Rudolph, who was selected in the third-round by the Steelers this year, talked a little Tuesday morning about his quickly approaching NFL debut.
“I think, obviously, you dream about playing with the NFL, but once you get here, you take it one day at a time,” Rudolph said, according to Rich Walsh of KDKA-TV. “I think that’s the way I’ve approached practices, it’s gone well. Coach T [Tomlin] talks about living in the moment and not looking ahead, obviously just control what you can control in the moment in that period, in team, in seven on and work through the next day. So, that’s the way I’m looking at it, that’s the way I’ve always looked at it.”
In case you need a quick reminder, Steelers starting quarterback Ben Roethlisberger made his NFL debut way back in 2004 in the team’s first preseason game against the Detroit Lions.

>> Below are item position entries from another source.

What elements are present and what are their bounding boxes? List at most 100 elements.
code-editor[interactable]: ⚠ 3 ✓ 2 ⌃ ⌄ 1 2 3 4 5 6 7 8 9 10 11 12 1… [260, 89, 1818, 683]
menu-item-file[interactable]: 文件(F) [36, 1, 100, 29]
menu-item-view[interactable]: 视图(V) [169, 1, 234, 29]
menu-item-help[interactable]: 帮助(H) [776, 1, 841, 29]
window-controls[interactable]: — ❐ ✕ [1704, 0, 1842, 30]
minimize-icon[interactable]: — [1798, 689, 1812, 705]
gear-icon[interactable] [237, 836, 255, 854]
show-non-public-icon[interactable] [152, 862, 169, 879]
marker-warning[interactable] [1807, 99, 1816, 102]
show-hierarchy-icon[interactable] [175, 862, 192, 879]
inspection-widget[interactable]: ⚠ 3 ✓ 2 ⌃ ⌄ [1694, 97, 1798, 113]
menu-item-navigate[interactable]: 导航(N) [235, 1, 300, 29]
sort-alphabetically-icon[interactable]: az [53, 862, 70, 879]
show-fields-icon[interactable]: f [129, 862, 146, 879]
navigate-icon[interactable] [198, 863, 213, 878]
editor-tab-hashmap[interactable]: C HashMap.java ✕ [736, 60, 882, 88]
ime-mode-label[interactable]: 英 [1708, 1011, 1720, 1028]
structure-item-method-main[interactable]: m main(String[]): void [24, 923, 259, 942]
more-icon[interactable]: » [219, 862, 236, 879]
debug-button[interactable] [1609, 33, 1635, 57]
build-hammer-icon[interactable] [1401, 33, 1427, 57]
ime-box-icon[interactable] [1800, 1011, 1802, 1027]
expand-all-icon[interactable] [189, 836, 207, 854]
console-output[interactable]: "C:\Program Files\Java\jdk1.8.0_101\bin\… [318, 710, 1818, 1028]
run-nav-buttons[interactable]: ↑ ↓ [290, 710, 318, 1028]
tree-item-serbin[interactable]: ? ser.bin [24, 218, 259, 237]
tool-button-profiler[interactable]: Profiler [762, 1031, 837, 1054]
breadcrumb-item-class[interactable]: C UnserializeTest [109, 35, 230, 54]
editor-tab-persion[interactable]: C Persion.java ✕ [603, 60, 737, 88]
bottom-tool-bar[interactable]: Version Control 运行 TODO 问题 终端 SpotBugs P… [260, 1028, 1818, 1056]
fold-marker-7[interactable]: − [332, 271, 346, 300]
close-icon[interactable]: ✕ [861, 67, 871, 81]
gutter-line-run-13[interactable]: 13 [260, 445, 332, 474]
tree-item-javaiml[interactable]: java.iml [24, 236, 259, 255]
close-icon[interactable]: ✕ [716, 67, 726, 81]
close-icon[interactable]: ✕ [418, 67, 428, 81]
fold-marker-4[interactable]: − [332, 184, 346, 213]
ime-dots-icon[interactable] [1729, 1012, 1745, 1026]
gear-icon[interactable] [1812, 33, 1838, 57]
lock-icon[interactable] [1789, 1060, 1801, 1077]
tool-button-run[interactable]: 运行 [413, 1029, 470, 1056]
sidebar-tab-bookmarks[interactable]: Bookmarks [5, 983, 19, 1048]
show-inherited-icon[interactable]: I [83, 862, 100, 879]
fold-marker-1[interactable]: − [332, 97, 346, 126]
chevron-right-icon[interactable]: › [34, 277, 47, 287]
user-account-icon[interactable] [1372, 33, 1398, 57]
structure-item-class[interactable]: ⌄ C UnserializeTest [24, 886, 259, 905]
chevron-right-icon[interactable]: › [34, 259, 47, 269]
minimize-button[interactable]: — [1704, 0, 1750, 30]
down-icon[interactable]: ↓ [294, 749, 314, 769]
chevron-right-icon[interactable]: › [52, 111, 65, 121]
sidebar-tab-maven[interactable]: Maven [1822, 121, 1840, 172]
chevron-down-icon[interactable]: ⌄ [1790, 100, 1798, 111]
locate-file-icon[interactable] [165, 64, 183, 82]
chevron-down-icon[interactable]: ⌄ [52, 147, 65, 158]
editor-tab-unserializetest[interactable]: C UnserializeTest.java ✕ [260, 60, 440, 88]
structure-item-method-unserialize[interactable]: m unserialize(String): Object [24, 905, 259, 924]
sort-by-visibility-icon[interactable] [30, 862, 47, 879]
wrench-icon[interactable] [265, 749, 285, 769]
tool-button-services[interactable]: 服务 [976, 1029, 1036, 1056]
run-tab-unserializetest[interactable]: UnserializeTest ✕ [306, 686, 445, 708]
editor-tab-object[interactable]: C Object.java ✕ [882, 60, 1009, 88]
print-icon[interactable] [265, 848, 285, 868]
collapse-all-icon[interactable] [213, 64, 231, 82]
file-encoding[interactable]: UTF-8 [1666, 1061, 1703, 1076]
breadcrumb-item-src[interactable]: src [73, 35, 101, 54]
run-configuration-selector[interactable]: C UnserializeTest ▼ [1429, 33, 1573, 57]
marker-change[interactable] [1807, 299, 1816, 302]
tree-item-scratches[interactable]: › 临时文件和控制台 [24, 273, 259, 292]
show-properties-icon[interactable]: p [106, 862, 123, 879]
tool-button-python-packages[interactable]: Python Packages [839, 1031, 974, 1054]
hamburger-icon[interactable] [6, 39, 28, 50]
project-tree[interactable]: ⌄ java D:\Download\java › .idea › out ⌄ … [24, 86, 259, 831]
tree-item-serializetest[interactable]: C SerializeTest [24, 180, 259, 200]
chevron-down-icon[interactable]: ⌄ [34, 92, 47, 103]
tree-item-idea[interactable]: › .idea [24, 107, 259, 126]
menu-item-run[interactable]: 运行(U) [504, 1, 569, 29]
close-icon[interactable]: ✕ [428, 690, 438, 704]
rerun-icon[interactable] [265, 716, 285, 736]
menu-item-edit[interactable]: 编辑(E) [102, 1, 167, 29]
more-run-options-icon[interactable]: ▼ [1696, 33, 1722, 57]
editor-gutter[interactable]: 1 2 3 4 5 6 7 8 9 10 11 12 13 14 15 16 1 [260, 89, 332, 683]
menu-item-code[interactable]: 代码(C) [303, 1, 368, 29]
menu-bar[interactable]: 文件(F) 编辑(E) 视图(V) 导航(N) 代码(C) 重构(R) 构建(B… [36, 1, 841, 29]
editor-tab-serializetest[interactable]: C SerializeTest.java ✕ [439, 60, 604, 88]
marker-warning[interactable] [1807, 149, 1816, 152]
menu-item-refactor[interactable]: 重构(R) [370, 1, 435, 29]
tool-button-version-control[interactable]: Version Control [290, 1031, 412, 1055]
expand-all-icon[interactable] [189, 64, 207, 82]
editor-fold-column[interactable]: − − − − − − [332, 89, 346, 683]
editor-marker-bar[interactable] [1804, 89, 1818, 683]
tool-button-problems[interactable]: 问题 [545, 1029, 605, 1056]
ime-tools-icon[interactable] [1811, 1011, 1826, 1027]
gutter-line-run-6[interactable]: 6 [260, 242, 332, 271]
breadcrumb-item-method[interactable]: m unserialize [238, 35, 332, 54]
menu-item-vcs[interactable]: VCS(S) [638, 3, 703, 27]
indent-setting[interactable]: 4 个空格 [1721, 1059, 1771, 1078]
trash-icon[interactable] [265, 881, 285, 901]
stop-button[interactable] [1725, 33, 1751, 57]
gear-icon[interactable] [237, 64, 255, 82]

He followed then starting quarterback Tommy Maddox into that game in the second quarter and completed 8 of his 13 total pass attempts for 84 yards and a touchdown. He also wasn’t sacked in that contest and played through the midway point of the third quarter before being relived by Brian St. Pierre.
Current Steelers backup quarterback Landry Jones, who will likely start Thursday night against the Eagles, made his NFL debut in the team’s 2013 preseason opener against the New York Giants. He started the second half of that contest after Roethlisberger and then-backup Bruce Gradkowski were both done for the night and proceeded to complete 5 of his 9 total pass attempts for 48 yards. His first offensive snap in that game, however, was a failed hand-off to running back Baron Batch due to a missed assignment and while Jones recovered the fumbled football quickly, he was tackled in the end zone for a safety.
— Steelers Depot (@Steelersdepot) August 7, 2018
Last year, then-rookie quarterback Joshua Dobbs started the Steelers preseason opener against the Giants and ultimately completed 8 of his 15 total pass attempts for 100 yards with a touchdown and two interceptions. He played well into the third quarter of that contest before finally being relieved by Bart Houston.
Here’s to hoping that Rudolph’s debut Thursday night against the Eagles is more in line with Roethlisberger’s than with Jones’ and Dobbs’ first outings. Even if it is or isn’t, or is somewhere in between, it will be important not to overreact to how Rudolph plays in Philadelphia. we’ll break down his performance as objectively as we can and move on without drawing any hard conclusions.